Between 2003 and 2011, Martel was the head coach of the Chicoutimi Saguenéens, the most important sport franchise in the region.  He was named the Q's coach of the year twice, and is the the winningest coach in the history of the QMJHL.  A native of Chicoutimi, Martel was a fixture on the front page of Le Quotidien and is quite a character.

In theory, the 4 main parties could have prevailed in Chicoutimi-Le Fjord.  The last 3 elections saw wins by the Bloc, then the NDP, then the Liberal Party.  In 2015, Denis Lemieux defeated NDP MP Dany Morin by exactly 600 votes, while the Conservatives finished 4th.

This explains why all party leaders were campaigning in Chicoutimi last weekend.

But the truth is that it was a two-way race between the Conservatives and the Liberals all along.  As the Bloc is recovering from its Martine Ouellet hangover, it was in no shape to compete even in a seat they have won four times, in a region known as the cradle of the Bloc.  The BQ ran a 25-year-old who had been living in Montreal for some time and was twice a candidate for the radical Option nationale.

For the NDP, this crushing defeat is harder to swallow.  The party was runner-up last time around.  They hold the seat next door.  They have a new leader.  But it is clearly not working.  New Democrats are nervous.  MPs are being wooed by other parties.  Some are thinking about retiring rather than losing.  The Leader's office summoned the Quebec caucus to an emergency meeting Monday night, to manage and massage everything as smoothly as they could.  Still, the sound you hear is knives being sharpened.

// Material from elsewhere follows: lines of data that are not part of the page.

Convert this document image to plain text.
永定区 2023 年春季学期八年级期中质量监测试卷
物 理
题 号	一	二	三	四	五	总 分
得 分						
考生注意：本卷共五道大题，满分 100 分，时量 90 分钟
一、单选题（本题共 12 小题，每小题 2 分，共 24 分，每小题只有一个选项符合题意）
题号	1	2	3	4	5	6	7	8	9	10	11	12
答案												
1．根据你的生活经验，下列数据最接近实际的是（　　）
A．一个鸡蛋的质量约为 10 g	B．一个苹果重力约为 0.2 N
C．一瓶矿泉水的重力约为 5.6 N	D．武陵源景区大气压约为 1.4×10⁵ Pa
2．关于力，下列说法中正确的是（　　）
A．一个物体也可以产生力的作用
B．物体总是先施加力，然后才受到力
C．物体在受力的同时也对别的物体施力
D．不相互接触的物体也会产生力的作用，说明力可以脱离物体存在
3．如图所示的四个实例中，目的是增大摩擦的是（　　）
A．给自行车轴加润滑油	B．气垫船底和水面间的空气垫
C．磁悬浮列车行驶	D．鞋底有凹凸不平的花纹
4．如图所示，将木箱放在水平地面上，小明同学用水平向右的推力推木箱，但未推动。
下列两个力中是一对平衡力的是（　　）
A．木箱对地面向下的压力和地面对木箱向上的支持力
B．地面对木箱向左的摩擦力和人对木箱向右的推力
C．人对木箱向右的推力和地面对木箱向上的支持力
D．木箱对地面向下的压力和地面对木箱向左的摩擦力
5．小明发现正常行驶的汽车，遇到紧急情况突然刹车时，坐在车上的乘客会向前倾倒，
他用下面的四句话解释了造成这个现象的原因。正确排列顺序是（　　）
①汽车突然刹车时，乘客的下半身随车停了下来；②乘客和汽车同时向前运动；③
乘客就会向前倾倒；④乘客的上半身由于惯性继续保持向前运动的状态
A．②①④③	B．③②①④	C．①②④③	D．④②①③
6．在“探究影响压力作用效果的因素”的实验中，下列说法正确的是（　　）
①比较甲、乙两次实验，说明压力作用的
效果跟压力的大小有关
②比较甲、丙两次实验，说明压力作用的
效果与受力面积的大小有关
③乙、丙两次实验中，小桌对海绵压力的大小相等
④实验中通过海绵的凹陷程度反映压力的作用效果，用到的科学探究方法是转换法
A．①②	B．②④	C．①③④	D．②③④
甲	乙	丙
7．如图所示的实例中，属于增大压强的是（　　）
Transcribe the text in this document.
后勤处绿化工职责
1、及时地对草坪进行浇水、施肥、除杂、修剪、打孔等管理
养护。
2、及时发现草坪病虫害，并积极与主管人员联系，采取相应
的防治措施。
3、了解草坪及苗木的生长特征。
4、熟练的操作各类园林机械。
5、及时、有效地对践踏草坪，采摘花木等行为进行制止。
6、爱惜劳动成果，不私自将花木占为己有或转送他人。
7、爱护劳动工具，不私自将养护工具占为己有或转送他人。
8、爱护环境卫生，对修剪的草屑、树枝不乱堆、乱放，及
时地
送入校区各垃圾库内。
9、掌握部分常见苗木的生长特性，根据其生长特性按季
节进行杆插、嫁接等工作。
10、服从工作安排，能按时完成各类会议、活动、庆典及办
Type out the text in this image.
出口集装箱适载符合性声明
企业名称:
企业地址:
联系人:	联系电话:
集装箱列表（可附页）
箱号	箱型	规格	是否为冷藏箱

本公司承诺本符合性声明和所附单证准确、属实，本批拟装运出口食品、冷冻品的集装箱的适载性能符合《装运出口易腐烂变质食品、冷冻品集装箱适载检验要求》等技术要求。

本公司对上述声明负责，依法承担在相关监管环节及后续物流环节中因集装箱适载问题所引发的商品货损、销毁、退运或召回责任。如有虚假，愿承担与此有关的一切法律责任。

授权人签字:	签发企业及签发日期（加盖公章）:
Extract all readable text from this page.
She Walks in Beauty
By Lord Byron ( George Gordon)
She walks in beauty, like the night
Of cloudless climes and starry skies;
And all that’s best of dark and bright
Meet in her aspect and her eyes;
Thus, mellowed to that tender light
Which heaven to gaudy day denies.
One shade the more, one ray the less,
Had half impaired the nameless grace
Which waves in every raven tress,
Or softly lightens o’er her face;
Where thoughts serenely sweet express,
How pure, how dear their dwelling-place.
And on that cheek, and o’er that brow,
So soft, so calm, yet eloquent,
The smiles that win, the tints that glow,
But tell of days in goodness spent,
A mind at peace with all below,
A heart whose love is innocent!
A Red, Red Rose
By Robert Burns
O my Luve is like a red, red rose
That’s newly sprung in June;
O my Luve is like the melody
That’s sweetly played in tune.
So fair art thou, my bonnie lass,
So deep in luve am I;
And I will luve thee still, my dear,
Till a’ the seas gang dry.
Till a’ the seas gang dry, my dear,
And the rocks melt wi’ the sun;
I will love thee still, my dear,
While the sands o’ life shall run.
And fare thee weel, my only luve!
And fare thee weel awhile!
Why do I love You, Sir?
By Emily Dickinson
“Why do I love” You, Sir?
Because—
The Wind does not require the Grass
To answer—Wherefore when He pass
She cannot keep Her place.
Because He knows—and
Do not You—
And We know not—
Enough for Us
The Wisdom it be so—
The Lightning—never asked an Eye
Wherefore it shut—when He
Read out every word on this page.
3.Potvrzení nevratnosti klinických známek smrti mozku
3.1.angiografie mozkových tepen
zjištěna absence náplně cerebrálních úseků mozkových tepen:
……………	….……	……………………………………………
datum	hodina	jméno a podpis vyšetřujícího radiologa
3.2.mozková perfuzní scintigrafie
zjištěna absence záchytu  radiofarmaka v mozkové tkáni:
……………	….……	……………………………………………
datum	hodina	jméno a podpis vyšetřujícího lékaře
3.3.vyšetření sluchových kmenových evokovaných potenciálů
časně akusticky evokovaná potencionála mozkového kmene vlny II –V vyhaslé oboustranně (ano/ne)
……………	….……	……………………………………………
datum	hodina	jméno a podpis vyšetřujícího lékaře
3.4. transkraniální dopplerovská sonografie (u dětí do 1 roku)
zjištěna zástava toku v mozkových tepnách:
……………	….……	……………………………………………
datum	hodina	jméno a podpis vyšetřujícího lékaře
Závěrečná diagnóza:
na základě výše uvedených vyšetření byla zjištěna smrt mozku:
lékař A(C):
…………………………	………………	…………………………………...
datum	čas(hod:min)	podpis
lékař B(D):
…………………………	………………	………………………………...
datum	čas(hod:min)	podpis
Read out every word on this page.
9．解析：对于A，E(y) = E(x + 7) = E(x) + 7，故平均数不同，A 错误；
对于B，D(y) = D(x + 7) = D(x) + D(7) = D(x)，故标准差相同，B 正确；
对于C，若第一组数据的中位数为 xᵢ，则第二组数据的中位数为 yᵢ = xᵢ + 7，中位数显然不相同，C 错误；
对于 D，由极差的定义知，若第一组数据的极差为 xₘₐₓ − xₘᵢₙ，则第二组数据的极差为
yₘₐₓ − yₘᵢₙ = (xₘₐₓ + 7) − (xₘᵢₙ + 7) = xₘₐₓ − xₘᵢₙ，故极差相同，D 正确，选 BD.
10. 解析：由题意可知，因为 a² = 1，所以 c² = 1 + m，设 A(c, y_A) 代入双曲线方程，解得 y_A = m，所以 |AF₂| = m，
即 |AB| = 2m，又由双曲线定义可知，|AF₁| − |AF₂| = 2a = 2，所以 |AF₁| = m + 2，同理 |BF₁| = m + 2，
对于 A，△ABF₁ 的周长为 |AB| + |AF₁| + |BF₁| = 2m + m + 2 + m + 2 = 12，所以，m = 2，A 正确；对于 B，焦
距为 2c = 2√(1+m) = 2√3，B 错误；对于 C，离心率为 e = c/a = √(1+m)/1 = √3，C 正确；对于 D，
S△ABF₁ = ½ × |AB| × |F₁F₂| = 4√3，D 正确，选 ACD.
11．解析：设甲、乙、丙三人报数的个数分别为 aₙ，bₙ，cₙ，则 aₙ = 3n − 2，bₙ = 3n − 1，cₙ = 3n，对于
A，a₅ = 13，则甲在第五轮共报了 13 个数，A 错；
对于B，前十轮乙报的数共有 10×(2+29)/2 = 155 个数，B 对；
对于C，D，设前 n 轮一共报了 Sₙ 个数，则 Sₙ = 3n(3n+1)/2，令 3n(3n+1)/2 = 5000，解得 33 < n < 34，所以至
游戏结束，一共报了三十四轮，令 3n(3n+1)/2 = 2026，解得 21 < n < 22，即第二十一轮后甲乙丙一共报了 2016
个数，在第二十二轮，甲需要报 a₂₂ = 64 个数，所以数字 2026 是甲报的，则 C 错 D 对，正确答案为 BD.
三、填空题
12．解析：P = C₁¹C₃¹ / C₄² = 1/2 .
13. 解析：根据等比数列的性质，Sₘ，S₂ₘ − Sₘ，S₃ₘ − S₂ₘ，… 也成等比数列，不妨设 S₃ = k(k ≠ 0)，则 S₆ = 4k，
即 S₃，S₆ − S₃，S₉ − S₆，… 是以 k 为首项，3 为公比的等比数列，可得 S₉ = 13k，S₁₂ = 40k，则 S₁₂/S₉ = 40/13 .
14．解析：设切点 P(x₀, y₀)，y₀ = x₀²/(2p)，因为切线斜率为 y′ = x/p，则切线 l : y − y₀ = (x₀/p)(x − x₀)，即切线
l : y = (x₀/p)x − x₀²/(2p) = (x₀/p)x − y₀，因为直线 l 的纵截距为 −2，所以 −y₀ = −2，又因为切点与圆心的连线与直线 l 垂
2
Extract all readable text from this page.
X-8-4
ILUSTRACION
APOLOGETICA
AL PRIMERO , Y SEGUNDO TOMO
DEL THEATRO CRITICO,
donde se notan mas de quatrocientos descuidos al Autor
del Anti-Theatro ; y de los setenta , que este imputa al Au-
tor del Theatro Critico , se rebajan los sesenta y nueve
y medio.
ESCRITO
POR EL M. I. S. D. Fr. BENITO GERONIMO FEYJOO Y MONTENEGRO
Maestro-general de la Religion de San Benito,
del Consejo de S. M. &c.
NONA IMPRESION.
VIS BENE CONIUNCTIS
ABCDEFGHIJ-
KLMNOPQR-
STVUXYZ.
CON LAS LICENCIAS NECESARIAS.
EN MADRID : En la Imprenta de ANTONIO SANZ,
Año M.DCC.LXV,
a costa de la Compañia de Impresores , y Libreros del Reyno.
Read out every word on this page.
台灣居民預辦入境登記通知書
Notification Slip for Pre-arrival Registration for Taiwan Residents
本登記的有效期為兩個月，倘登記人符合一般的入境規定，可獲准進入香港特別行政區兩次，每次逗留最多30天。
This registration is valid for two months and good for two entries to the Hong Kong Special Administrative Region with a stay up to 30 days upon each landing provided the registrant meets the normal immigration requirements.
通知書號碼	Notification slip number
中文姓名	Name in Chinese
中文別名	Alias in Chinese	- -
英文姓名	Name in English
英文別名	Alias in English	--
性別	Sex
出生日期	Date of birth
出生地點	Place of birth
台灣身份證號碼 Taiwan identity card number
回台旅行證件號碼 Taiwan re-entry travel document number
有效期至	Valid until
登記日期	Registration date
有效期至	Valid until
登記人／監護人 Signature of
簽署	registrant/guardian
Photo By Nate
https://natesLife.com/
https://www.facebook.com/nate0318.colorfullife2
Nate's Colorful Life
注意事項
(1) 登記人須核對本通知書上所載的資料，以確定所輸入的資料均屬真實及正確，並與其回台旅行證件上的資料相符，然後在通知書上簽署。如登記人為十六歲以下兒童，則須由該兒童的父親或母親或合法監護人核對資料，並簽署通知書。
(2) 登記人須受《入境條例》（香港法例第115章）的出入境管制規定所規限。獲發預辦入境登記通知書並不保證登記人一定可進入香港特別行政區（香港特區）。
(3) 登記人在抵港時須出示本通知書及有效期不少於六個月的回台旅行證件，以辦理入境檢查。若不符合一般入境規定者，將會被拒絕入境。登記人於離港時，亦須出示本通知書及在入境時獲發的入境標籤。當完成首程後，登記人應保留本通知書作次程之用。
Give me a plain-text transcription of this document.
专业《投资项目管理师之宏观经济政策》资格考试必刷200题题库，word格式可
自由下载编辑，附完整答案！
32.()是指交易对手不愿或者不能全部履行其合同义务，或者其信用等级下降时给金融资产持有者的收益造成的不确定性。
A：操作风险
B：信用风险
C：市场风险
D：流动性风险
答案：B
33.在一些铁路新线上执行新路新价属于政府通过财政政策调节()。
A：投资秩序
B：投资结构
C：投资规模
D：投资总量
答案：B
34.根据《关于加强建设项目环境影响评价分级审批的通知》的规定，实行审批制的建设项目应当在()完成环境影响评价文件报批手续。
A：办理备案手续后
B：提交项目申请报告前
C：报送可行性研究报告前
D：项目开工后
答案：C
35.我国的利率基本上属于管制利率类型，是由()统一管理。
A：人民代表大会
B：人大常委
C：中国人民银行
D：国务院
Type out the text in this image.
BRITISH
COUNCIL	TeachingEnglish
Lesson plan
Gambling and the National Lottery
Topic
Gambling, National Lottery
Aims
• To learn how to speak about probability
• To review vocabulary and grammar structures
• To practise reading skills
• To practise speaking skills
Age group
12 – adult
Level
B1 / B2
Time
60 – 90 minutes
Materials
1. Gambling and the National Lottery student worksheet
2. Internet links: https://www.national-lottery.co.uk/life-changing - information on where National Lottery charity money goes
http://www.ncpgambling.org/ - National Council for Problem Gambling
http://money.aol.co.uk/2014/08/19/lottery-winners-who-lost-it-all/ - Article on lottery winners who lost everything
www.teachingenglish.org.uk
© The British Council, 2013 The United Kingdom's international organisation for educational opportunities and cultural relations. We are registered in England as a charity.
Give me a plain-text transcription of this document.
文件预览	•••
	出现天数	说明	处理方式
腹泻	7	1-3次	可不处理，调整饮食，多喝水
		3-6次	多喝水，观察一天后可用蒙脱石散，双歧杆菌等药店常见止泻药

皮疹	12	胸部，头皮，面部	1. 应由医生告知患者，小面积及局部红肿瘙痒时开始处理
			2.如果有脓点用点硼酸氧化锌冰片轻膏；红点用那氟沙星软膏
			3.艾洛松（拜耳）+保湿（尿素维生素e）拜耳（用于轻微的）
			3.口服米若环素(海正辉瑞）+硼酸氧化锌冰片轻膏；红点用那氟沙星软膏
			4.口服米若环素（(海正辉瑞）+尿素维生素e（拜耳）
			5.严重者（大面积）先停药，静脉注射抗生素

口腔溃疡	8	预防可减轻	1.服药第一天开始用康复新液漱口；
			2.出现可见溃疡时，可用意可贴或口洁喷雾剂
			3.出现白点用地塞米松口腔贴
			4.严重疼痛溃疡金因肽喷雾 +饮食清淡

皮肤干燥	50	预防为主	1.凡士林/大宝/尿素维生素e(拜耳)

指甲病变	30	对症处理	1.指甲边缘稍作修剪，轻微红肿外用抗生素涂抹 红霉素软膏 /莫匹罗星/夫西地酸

Some could easily dismiss the by-election win as a Richard Martel win, and they wouldn't be wrong.  At the launch of a popular local bike race, voters were flocking towards Martel for selfies, while Scheer was in a supporting role.  Meanwhile, voters were also flocking towards Trudeau, while Liberal candidate Lina Boivin was awkwardly standing by.  It was Martel vs Trudeau, and Martel won.

But then again, it is the Conservatives that were able to attract him, thanks partly to a charm offensive that Andrew Scheer launched in the last few months, going after soft-nationalist and disillusioned separatist voters.  The message is resonating to a certain extent.  The Tories are up in the polls in Quebec, yesterday's win will motivate the troops and allow the party to recruit other star candidates showcasing Martel's victory as bait.

After having lost the next-door riding of Lac-St-Jean to the Liberals 8 months ago, a riding Denis Lebel had won numerous times for the Conservatives, yesterday's win was payback time.  For the very first time since 2015, Trudeau's Liberals have to add a loss to their seat count.  There is a crack in the shiny armour, which should have all the opposition parties rejoicing.

But only the Conservatives are actually happy.